Kidney Diet & the RiiMS Renal Plate
There is no single "kidney diet" that fits every patient. The right plate depends on your CKD stage, your reports, whether you are on dialysis, and conditions like diabetes and blood pressure. This guide explains the science behind each nutrient and introduces the RiiMS Renal Plate — a simple, personalised way to eat well.
When someone is diagnosed with kidney disease, the first and most anxious question is almost always the same: "Doctor, what should I eat now?" Suddenly everyone has advice — stop dal completely, don't eat fruit, drink more water, drink less water — and the confusion grows. This guide is here to clear that confusion. Diet is not a substitute for treatment, but the right food is a powerful partner to it: modern medicine and Ayurveda both agree that nutrition is a foundation of health. A well-planned diet nourishes the body, lowers the risk of malnutrition, supports fluid and electrolyte balance, and helps control diabetes and blood pressure — all of which protect your kidneys.
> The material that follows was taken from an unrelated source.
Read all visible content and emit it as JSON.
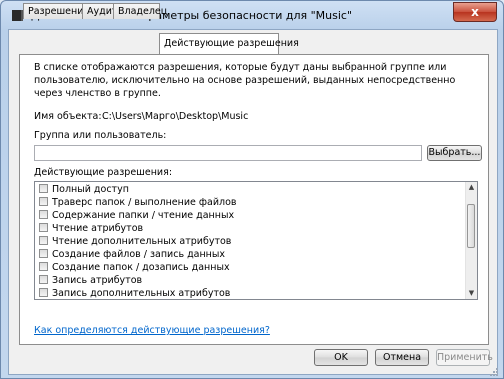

A shorter overview of CKD diet exists elsewhere on this site; this is the deeper, definitive reference, with the science, tables and food lists you can return to.
Principle #1: No single diet fits everyone
This is the most important idea in the whole guide. Two people with kidney disease can need very different plates. One may need more protein while another needs less; one may need to watch potassium while another does not; one may need to limit fluids while another can drink normally.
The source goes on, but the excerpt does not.